U.S. News

Oregon man, 20, sues Walmart, Dick's over raising gun-buying age

(Reuters) - A 20-year-old Oregon man has sued Walmart Inc and Dick’s Sporting Goods Inc. challenging their decisions to stop selling firearms to people under 21 following the Florida high school shooting massacre, an Oregon newspaper reported.

A 19-year-old former student fatally shot 17 people in the deadliest mass shooting at a high school in U.S. history, prosecutors said, using a legally purchased assault-style rifle. The killings inflamed the long-running debate on gun rights, enshrined in the Second Amendment of the U.S. Constitution.

Tyler Watson of Gold Hill, Oregon, filed two lawsuits on Monday in separate state courts in counties after he tried unsuccessfully to buy firearms. He asked the courts to order the retailers to halt the new policies, according to court documents published online by the Oregonian newspaper.

Watson said in a lawsuit filed in Jackson County, Oregon, he tried to buy a .22 caliber rifle at a Dick’s Field & Stream store on Feb. 24, four days before the company said it will not sell guns to people under age 21.

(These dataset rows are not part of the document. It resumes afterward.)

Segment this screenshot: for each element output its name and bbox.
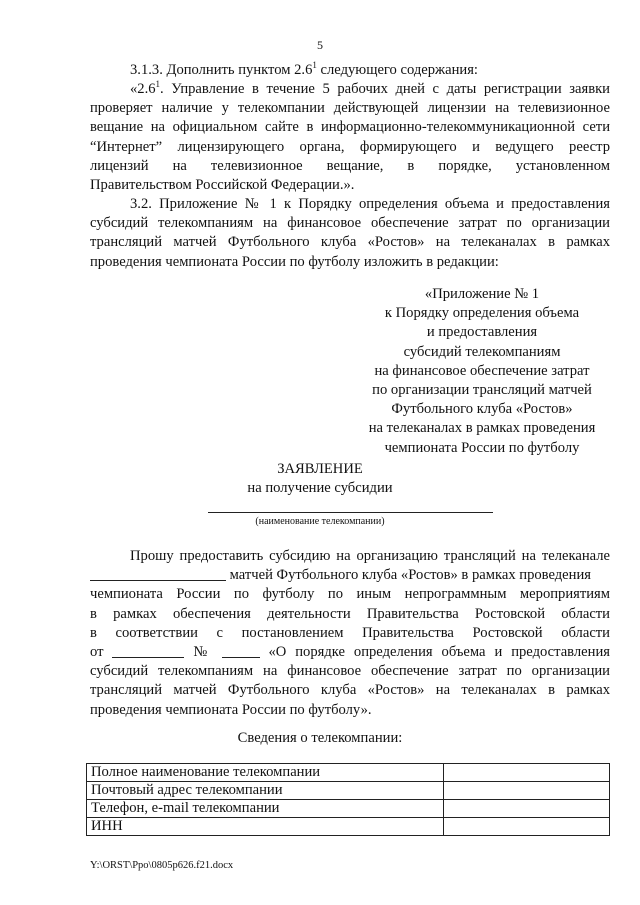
name-caption: (наименование телекомпании) xyxy=(255,516,385,527)
table-label: Телефон, e-mail телекомпании xyxy=(87,800,444,818)
annex-line: на телеканалах в рамках проведения xyxy=(368,420,596,437)
request-line: проведения чемпионата России по футболу». xyxy=(90,701,372,718)
company-info-table xyxy=(86,763,610,836)
clause-line: Правительством Российской Федерации.». xyxy=(90,177,355,194)
request-line-text: матчей Футбольного клуба «Ростов» в рамках проведения xyxy=(229,567,591,584)
annex-line: «Приложение № 1 xyxy=(424,286,540,302)
superscript: 1 xyxy=(312,60,317,70)
request-line: трансляций матчей Футбольного клуба «Ростов» на телеканалах в рамках xyxy=(90,682,610,699)
clause-line-part: . Управление в течение 5 рабочих дней с даты регистрации заявки xyxy=(160,81,610,97)
annex-line: субсидий телекомпаниям xyxy=(403,343,561,360)
clause-3-2 xyxy=(90,195,610,272)
request-line xyxy=(90,643,610,662)
info-heading: Сведения о телекомпании: xyxy=(237,730,403,746)
annex-header xyxy=(356,285,608,458)
annex-line: по организации трансляций матчей xyxy=(372,382,592,399)
clause-line: “Интернет” лицензирующего органа, формирующего и ведущего реестр xyxy=(90,138,610,155)
channel-blank xyxy=(90,566,226,581)
request-paragraph xyxy=(90,547,610,720)
page-number: 5 xyxy=(317,38,323,52)
clause-line: трансляций матчей Футбольного клуба «Ростов» на телеканалах в рамках xyxy=(90,234,610,251)
number-blank xyxy=(222,643,260,658)
annex-line: Футбольного клуба «Ростов» xyxy=(391,401,573,418)
superscript: 1 xyxy=(155,79,161,89)
request-line: субсидий телекомпаниям на финансовое обеспечение затрат по организации xyxy=(90,663,610,680)
table-value-cell[interactable] xyxy=(444,800,610,818)
table-label: Полное наименование телекомпании xyxy=(87,764,444,782)
request-line: в соответствии с постановлением Правительства Ростовской области xyxy=(90,624,610,641)
clause-line: проведения чемпионата России по футболу изложить в редакции: xyxy=(90,253,499,270)
request-line: чемпионата России по футболу по иным непрограммным мероприятиям xyxy=(90,586,610,603)
clause-3-1-3-end: следующего содержания: xyxy=(316,62,478,78)
request-line-text: № xyxy=(193,644,213,661)
clause-2-6-1 xyxy=(90,80,610,195)
clause-3-1-3-text: 3.1.3. Дополнить пунктом 2.6 xyxy=(130,62,313,78)
clause-line: субсидий телекомпаниям на финансовое обеспечение затрат по организации xyxy=(90,215,610,232)
table-row xyxy=(87,800,610,818)
clause-line-part: «2.6 xyxy=(130,81,156,97)
annex-line: на финансовое обеспечение затрат xyxy=(374,362,590,379)
clause-line: вещание на официальном сайте в информационно-телекоммуникационной сети xyxy=(90,119,610,136)
clause-line: проверяет наличие у телекомпании действующей лицензии на телевизионное xyxy=(90,100,610,117)
annex-line: к Порядку определения объема xyxy=(384,305,580,322)
table-label: Почтовый адрес телекомпании xyxy=(87,782,444,800)
request-line: в рамках обеспечения деятельности Правительства Ростовской области xyxy=(90,605,610,622)
request-line-text: «О порядке определения объема и предоставления xyxy=(268,644,610,661)
clause-line: 3.2. Приложение № 1 к Порядку определения объема и предоставления xyxy=(130,196,610,212)
date-blank xyxy=(112,643,184,658)
request-line: Прошу предоставить субсидию на организацию трансляций на телеканале xyxy=(130,548,610,564)
document-subtitle: на получение субсидии xyxy=(247,480,393,496)
annex-line: чемпионата России по футболу xyxy=(384,439,580,456)
table-row xyxy=(87,818,610,836)
annex-line: и предоставления xyxy=(426,324,538,341)
name-blank-line xyxy=(208,512,493,513)
document-title: ЗАЯВЛЕНИЕ xyxy=(277,461,363,477)
table-value-cell[interactable] xyxy=(444,818,610,836)
request-line xyxy=(90,566,610,585)
table-row xyxy=(87,782,610,800)
clause-line: лицензий на телевизионное вещание, в порядке, установленном xyxy=(90,157,610,174)
request-line-text: от xyxy=(90,644,104,661)
table-value-cell[interactable] xyxy=(444,764,610,782)
table-row xyxy=(87,764,610,782)
footer-file-path: Y:\ORST\Ppo\0805p626.f21.docx xyxy=(90,860,234,871)
clause-3-1-3 xyxy=(90,61,610,80)
table-label: ИНН xyxy=(87,818,444,836)
clause-line xyxy=(90,80,610,99)
table-value-cell[interactable] xyxy=(444,782,610,800)
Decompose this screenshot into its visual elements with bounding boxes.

He then attempted to purchase a rifle at a Walmart on March 3, according to a lawsuit filed in Josephine County.

Employees at both stores told Watson he could not purchase firearms because of his age. He accused both retailers of violating Oregon’s age discrimination law.

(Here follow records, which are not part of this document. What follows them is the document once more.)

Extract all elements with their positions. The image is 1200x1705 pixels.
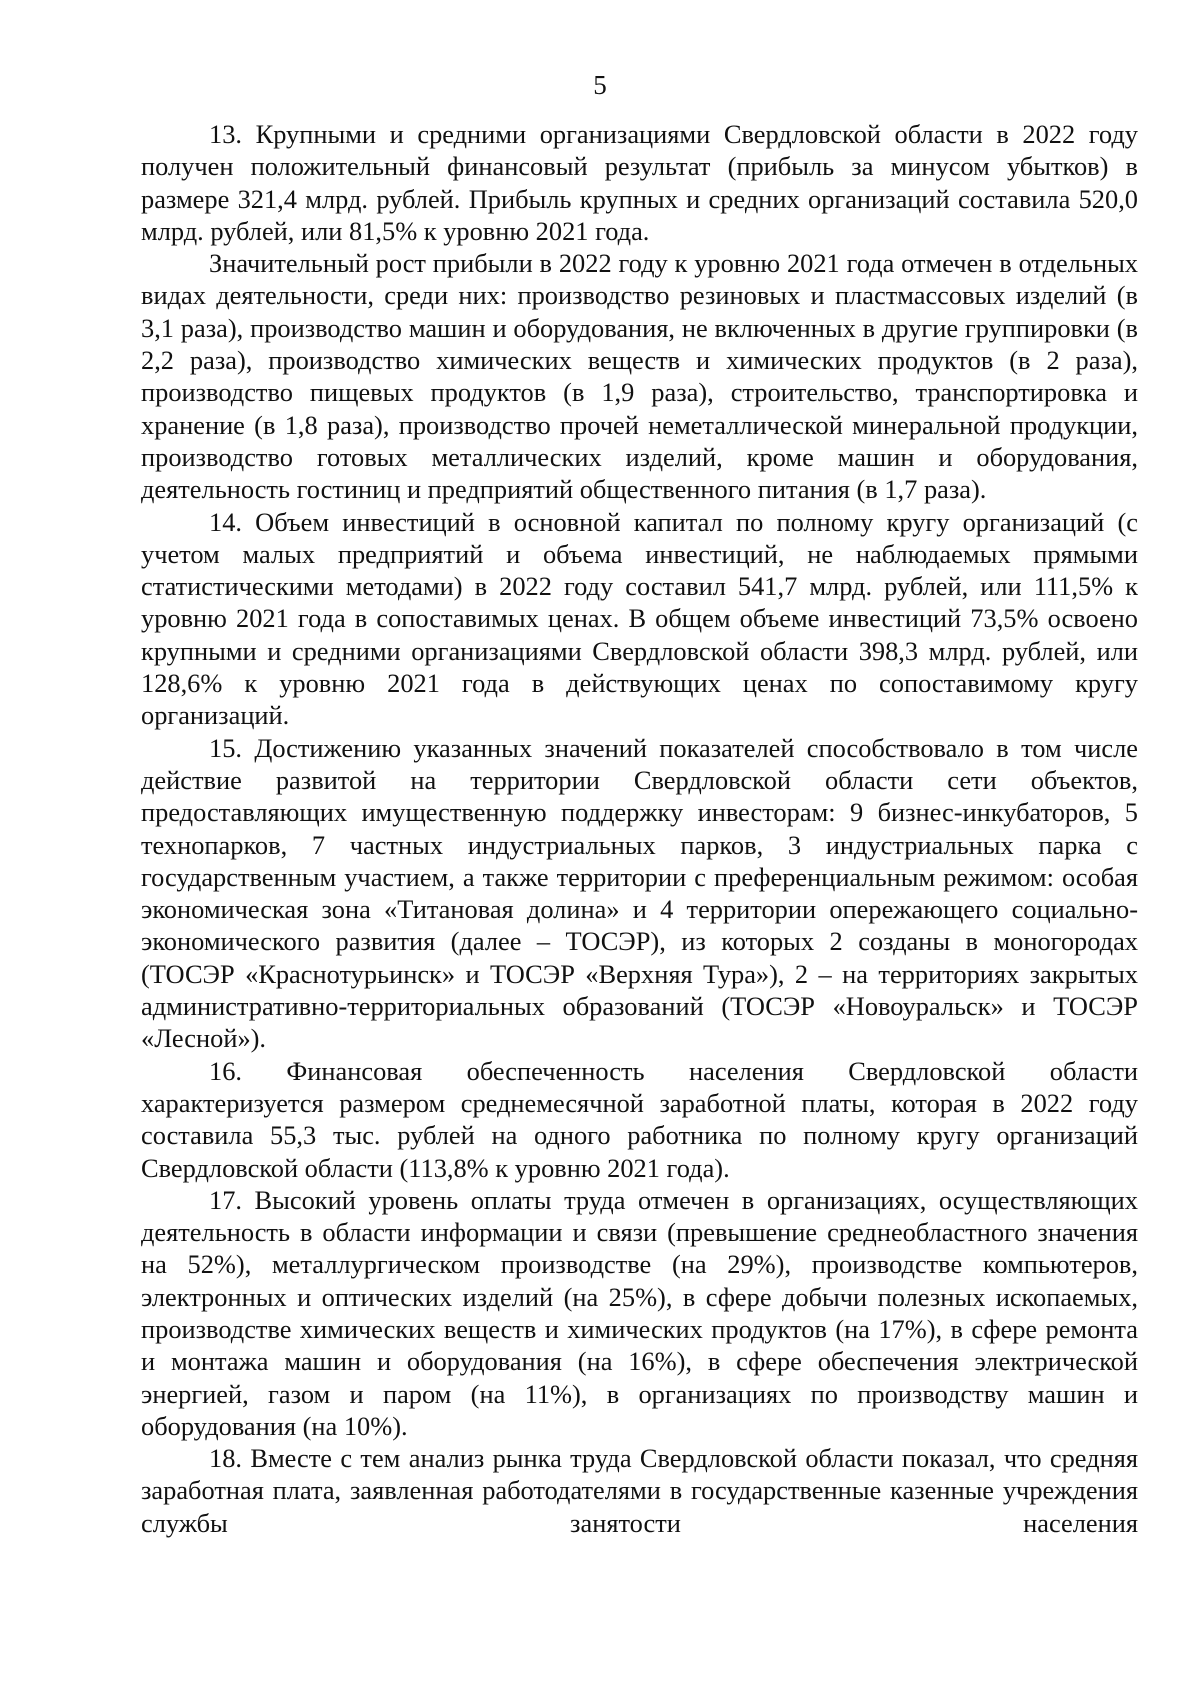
paragraph-18: 18. Вместе с тем анализ рынка труда Свердловской области показал, что средняя заработная плата, заявленная работодателями в государственные казенные учреждения службы занятости населения [141,1443,1138,1538]
paragraph-13: 13. Крупными и средними организациями Свердловской области в 2022 году получен положительный финансовый результат (прибыль за минусом убытков) в размере 321,4 млрд. рублей. Прибыль крупных и средних организаций составила 520,0 млрд. рублей, или 81,5% к уровню 2021 года. [141,119,1138,246]
document-body [141,118,1138,1539]
paragraph-13-continued: Значительный рост прибыли в 2022 году к уровню 2021 года отмечен в отдельных видах деятельности, среди них: производство резиновых и пластмассовых изделий (в 3,1 раза), производство машин и оборудования, не включенных в другие группировки (в 2,2 раза), производство химических веществ и химических продуктов (в 2 раза), производство пищевых продуктов (в 1,9 раза), строительство, транспортировка и хранение (в 1,8 раза), производство прочей неметаллической минеральной продукции, производство готовых металлических изделий, кроме машин и оборудования, деятельность гостиниц и предприятий общественного питания (в 1,7 раза). [141,248,1138,505]
paragraph-17: 17. Высокий уровень оплаты труда отмечен в организациях, осуществляющих деятельность в области информации и связи (превышение среднеобластного значения на 52%), металлургическом производстве (на 29%), производстве компьютеров, электронных и оптических изделий (на 25%), в сфере добычи полезных ископаемых, производстве химических веществ и химических продуктов (на 17%), в сфере ремонта и монтажа машин и оборудования (на 16%), в сфере обеспечения электрической энергией, газом и паром (на 11%), в организациях по производству машин и оборудования (на 10%). [141,1184,1138,1441]
paragraph-16: 16. Финансовая обеспеченность населения Свердловской области характеризуется размером среднемесячной заработной платы, которая в 2022 году составила 55,3 тыс. рублей на одного работника по полному кругу организаций Свердловской области (113,8% к уровню 2021 года). [141,1055,1138,1183]
page-number: 5 [593,70,607,100]
paragraph-14: 14. Объем инвестиций в основной капитал по полному кругу организаций (с учетом малых предприятий и объема инвестиций, не наблюдаемых прямыми статистическими методами) в 2022 году составил 541,7 млрд. рублей, или 111,5% к уровню 2021 года в сопоставимых ценах. В общем объеме инвестиций 73,5% освоено крупными и средними организациями Свердловской области 398,3 млрд. рублей, или 128,6% к уровню 2021 года в действующих ценах по сопоставимому кругу организаций. [141,506,1138,731]
paragraph-15: 15. Достижению указанных значений показателей способствовало в том числе действие развитой на территории Свердловской области сети объектов, предоставляющих имущественную поддержку инвесторам: 9 бизнес-инкубаторов, 5 технопарков, 7 частных индустриальных парков, 3 индустриальных парка с государственным участием, а также территории с преференциальным режимом: особая экономическая зона «Титановая долина» и 4 территории опережающего социально-экономического развития (далее – ТОСЭР), из которых 2 созданы в моногородах (ТОСЭР «Краснотурьинск» и ТОСЭР «Верхняя Тура»), 2 – на территориях закрытых административно-территориальных образований (ТОСЭР «Новоуральск» и ТОСЭР «Лесной»). [141,732,1138,1054]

“We stand behind our decision and plan to defend it,” Walmart spokesman Randy Hargrove said in a statement.

Dick’s officials did not respond immediately to a request for comment.

The shooting at Marjory Stoneman Douglas High School in Parkland, Florida, spurred a youth-led wave of protests, demanding that lawmakers in states including Florida raise the minimum age to buy guns of any kind to 21 from 18.

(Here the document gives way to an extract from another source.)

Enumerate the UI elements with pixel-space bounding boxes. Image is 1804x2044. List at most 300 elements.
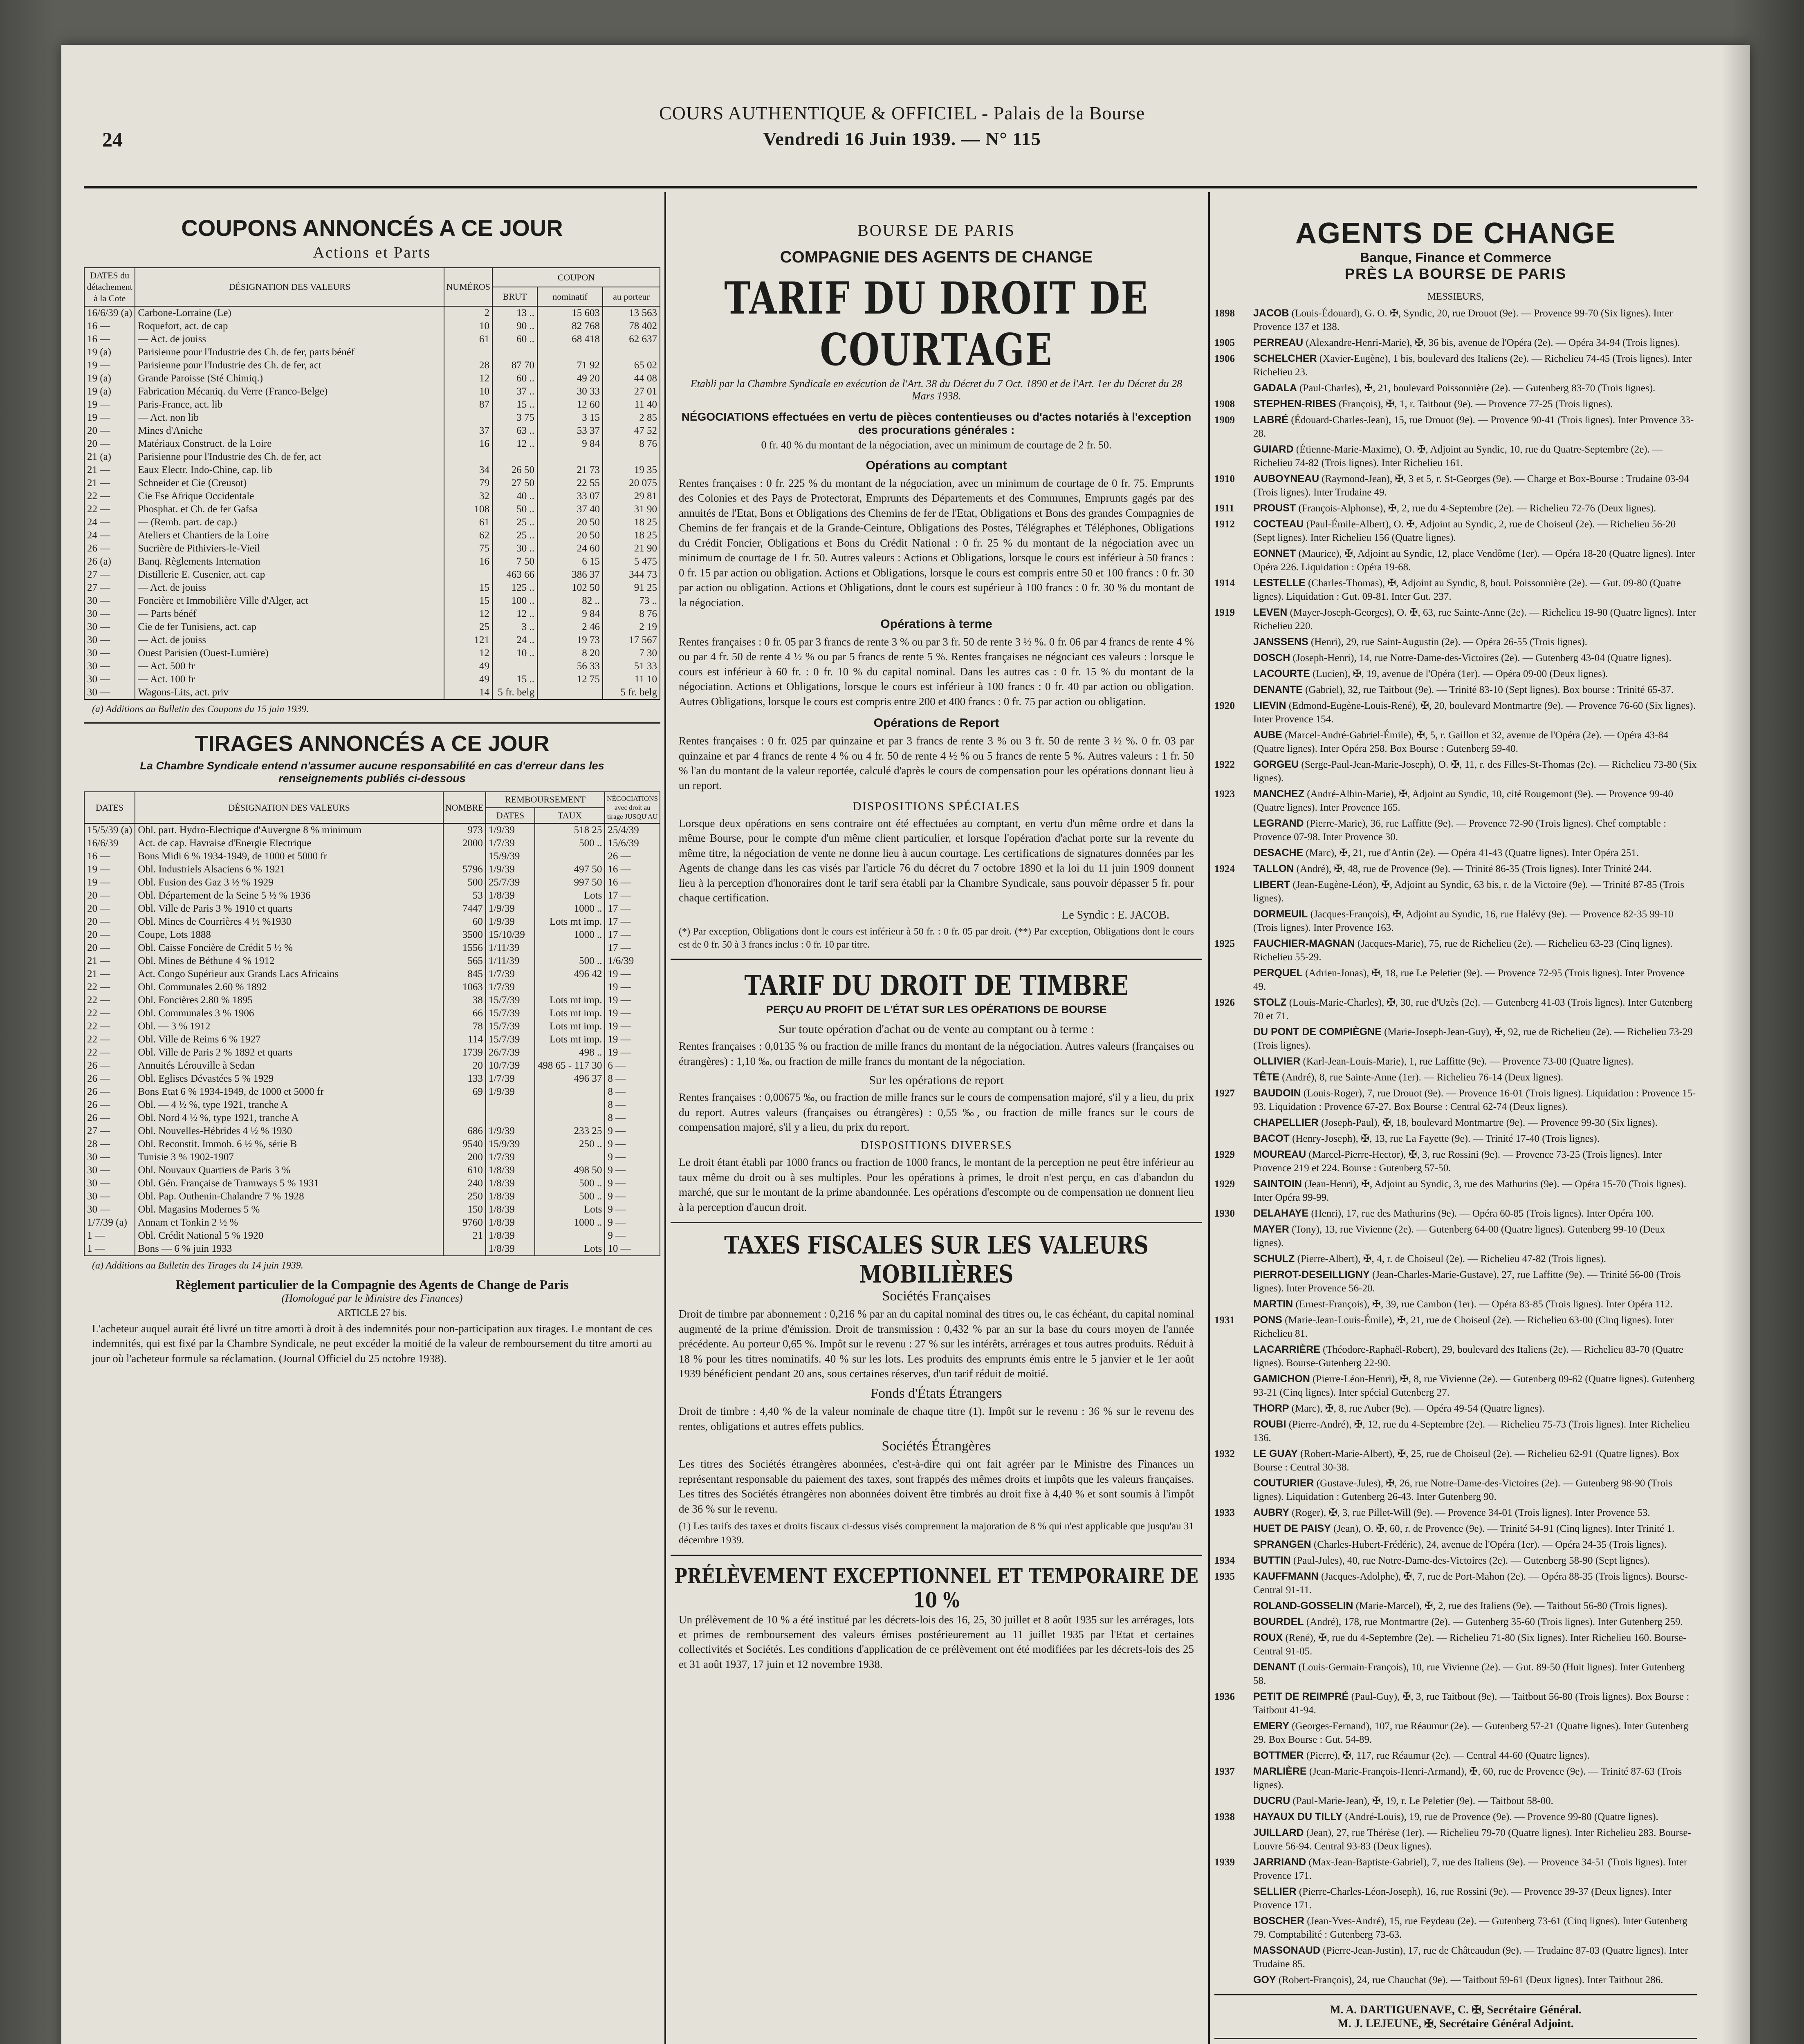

While federal age discrimination laws and those in most states apply only to people over 40, Oregon’s law generally prohibits age discrimination against the selling of goods to anyone above the age of 18, said John Donohue, a professor at Stanford Law School.

“It is only because of this unusual state law that there is even an opportunity to bring this claim,” he said.

Watson’s attorney, Max Whittington, told the Oregonian his client had not planned a lawsuit when he entered the stores.

“He was really just trying to buy a rifle,” the newspaper quoted Whittington as saying. “He didn’t know about the policy.”

Whittington did not immediately respond to a Reuters request for comment.